夏侯澈一愣,隨即搖頭:“不,我只是想活下去。”
劉肅緊盯著他,不放過他臉上絲毫表情變化:“當真?”
夏侯澈苦笑:“光是活在宮中就已經讓我精疲力竭了,我無意東宮之位,對那個一人之上萬人之下的位置更沒有興趣,現在只想低頭做人,只盼著以后無論哪位皇兄登基,能賜我一片封地,若無圣召,澈至死不會再踏入上京一步。”

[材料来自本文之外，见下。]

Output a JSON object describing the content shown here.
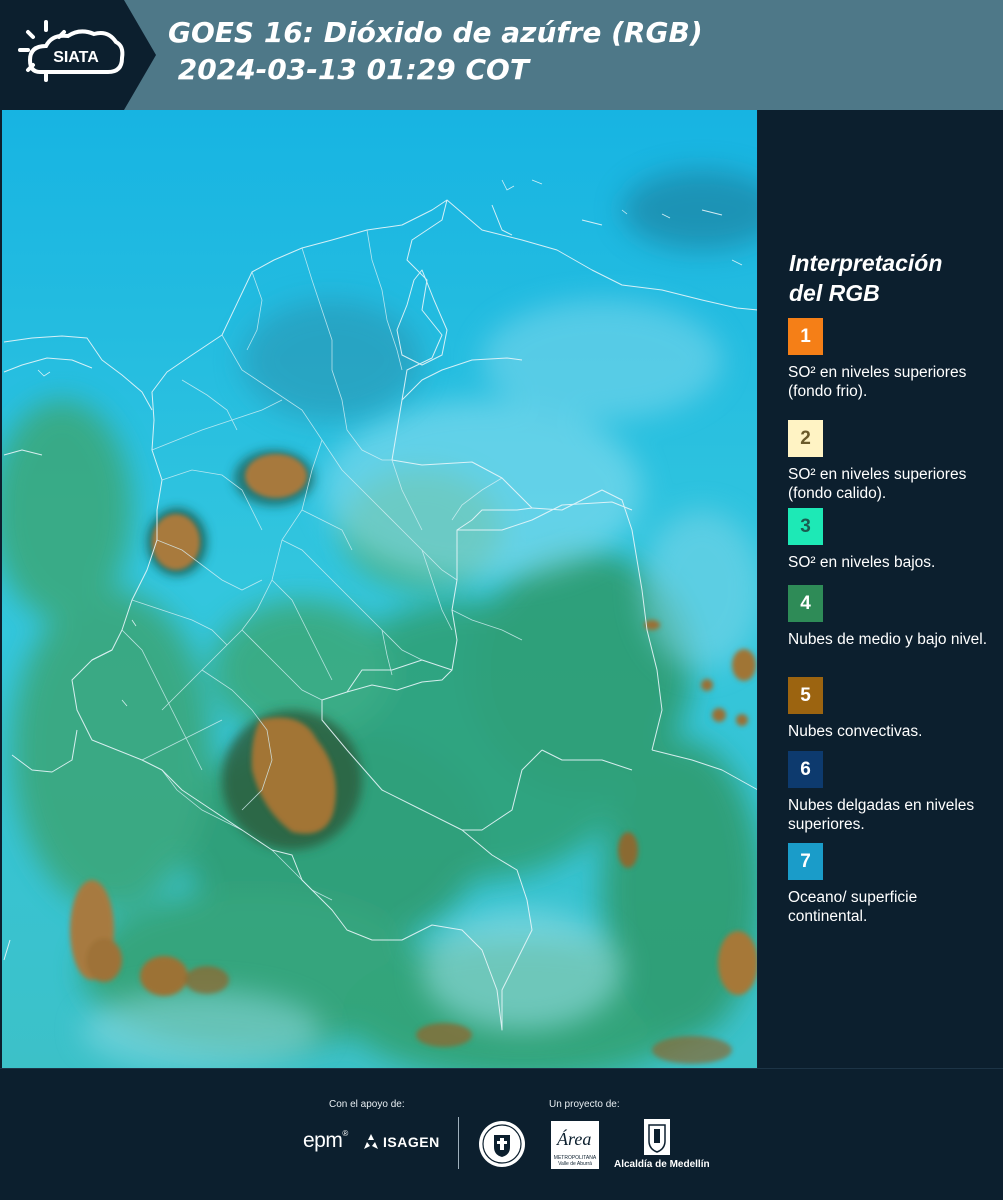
{
  "header": {
    "logo_text": "SIATA",
    "title_line1": "GOES 16: Dióxido de azúfre (RGB)",
    "title_line2": " 2024-03-13 01:29 COT"
  },
  "legend": {
    "title_line1": "Interpretación",
    "title_line2": "del RGB",
    "items": [
      {
        "number": "1",
        "label": "SO² en niveles superiores (fondo frio).",
        "color": "#f57f17",
        "text_color": "#ffffff"
      },
      {
        "number": "2",
        "label": "SO² en niveles superiores (fondo calido).",
        "color": "#fff3c4",
        "text_color": "#6b5a2a"
      },
      {
        "number": "3",
        "label": "SO² en niveles bajos.",
        "color": "#1de9b6",
        "text_color": "#1a5c50"
      },
      {
        "number": "4",
        "label": "Nubes de medio y bajo nivel.",
        "color": "#2e8b57",
        "text_color": "#ffffff"
      },
      {
        "number": "5",
        "label": "Nubes convectivas.",
        "color": "#9c6410",
        "text_color": "#ffffff"
      },
      {
        "number": "6",
        "label": "Nubes delgadas en niveles superiores.",
        "color": "#0d3a6e",
        "text_color": "#ffffff"
      },
      {
        "number": "7",
        "label": "Oceano/ superficie continental.",
        "color": "#1a9cc9",
        "text_color": "#ffffff"
      }
    ]
  },
  "footer": {
    "support_label": "Con el apoyo de:",
    "project_label": "Un proyecto de:",
    "sponsor_epm": "epm",
    "sponsor_isagen": "ISAGEN",
    "area_logo_text": "Área",
    "area_subtitle": "METROPOLITANA Valle de Aburrá",
    "alcaldia": "Alcaldía de Medellín"
  }
}
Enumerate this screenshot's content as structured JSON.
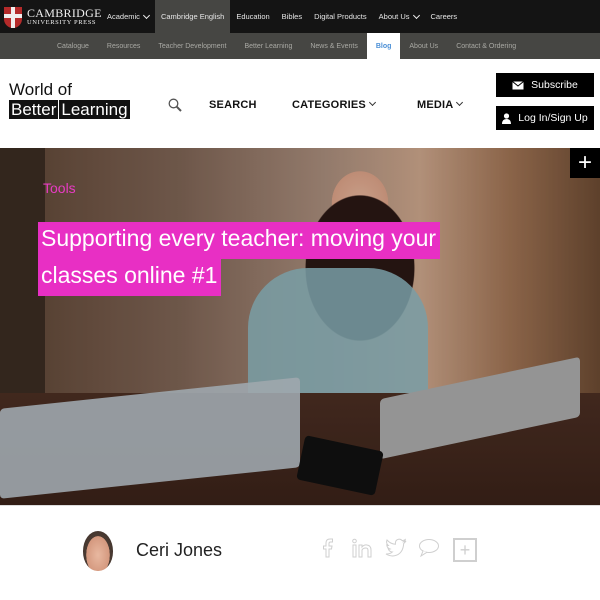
{
  "topbar": {
    "brand_line1": "CAMBRIDGE",
    "brand_line2": "UNIVERSITY PRESS",
    "items": [
      {
        "label": "Academic",
        "dropdown": true
      },
      {
        "label": "Cambridge English",
        "active": true
      },
      {
        "label": "Education"
      },
      {
        "label": "Bibles"
      },
      {
        "label": "Digital Products"
      },
      {
        "label": "About Us",
        "dropdown": true
      },
      {
        "label": "Careers"
      }
    ]
  },
  "subnav": {
    "items": [
      {
        "label": "Catalogue"
      },
      {
        "label": "Resources"
      },
      {
        "label": "Teacher Development"
      },
      {
        "label": "Better Learning"
      },
      {
        "label": "News & Events"
      },
      {
        "label": "Blog",
        "active": true
      },
      {
        "label": "About Us"
      },
      {
        "label": "Contact & Ordering"
      }
    ]
  },
  "header": {
    "logo_line1": "World of",
    "logo_word1": "Better",
    "logo_word2": "Learning",
    "search_label": "SEARCH",
    "categories_label": "CATEGORIES",
    "media_label": "MEDIA",
    "subscribe_label": "Subscribe",
    "login_label": "Log In/Sign Up"
  },
  "hero": {
    "tag": "Tools",
    "title_line1": "Supporting every teacher: moving your",
    "title_line2": "classes online #1",
    "plus_label": "+",
    "accent_color": "#e82fc4"
  },
  "author": {
    "name": "Ceri Jones",
    "share_icons": [
      "facebook-icon",
      "linkedin-icon",
      "twitter-icon",
      "comment-icon",
      "plus-icon"
    ],
    "share_plus_label": "+"
  }
}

他眼神清澈態度坦蕩,劉肅頓時信服了,他拍了拍夏侯澈的肩膀:“殿下放心,老臣若能活到那個時候,定會傾力護殿下平安。”
夏侯澈一頓,對劉肅抱拳道:“澈兒謝過師父!”
師徒倆夜談的第二天,西南傳來緊急軍情,有敵來犯。
劉肅接下出征的圣旨,即刻開始調兵遣將,準備前往西南支援。
在校場練射箭的夏侯澈得知此事,匆匆回了一趟皇宮。
在御書房門口,他跟往外走的劉肅打了個照面。
“師父!”夏侯澈叫住他,“您等等我,我準備向父皇請命,跟您一塊去西南。”
劉肅蹙眉,下意識想拒絕,夏侯澈剛過十二歲,這個年紀的孩子上戰場過于稚嫩了些。
但考慮到他在宮中的處境,帶他出去歷練歷練也不是什么壞事,于是點頭道:“好。”
夏侯澈進御書房后,把請命出征的事跟晉帝一提,毫不意外遭到拒絕。
晉帝讓他去練武的初衷是為了強身健體和有自保的能力,而不是讓他上戰場拼命。
無論夏侯澈怎么懇求,晉帝都不肯松口。
這時劉肅去而復返:“陛下,臣有一事稟報。”
晉帝還以為是軍情,立刻道:“愛卿請說。”
劉肅把上月夏侯澈在麟趾宮遇上刺客的事說了。
“陛下愛子心切,微臣明白,但留在宮中對殿下而言并非明智之舉,不如讓殿下隨微臣到西南歷練,微臣別的不敢說,護殿下平安還是能做到的。”
晉帝一怔。
朝中局勢他并非不清楚,幾個兒子明爭暗斗,打得你死我活。
他雖然膩煩,但儲君之位向來是能者居之,只要不涉及他的底線,他并不打算干涉。
上次夏侯澈中毒之事,他狠狠發落了一批人,原本以為敲打過后,這些人會有所忌憚。
可沒想到他們不但不收斂,還愈發猖狂。
雖然不愿意承認,但事實確實如此,留在皇城,對毫無根基的夏侯澈并不是最好的選擇。
晉帝沉默許久,松了口:“也罷,澈兒出去長長見識也好。”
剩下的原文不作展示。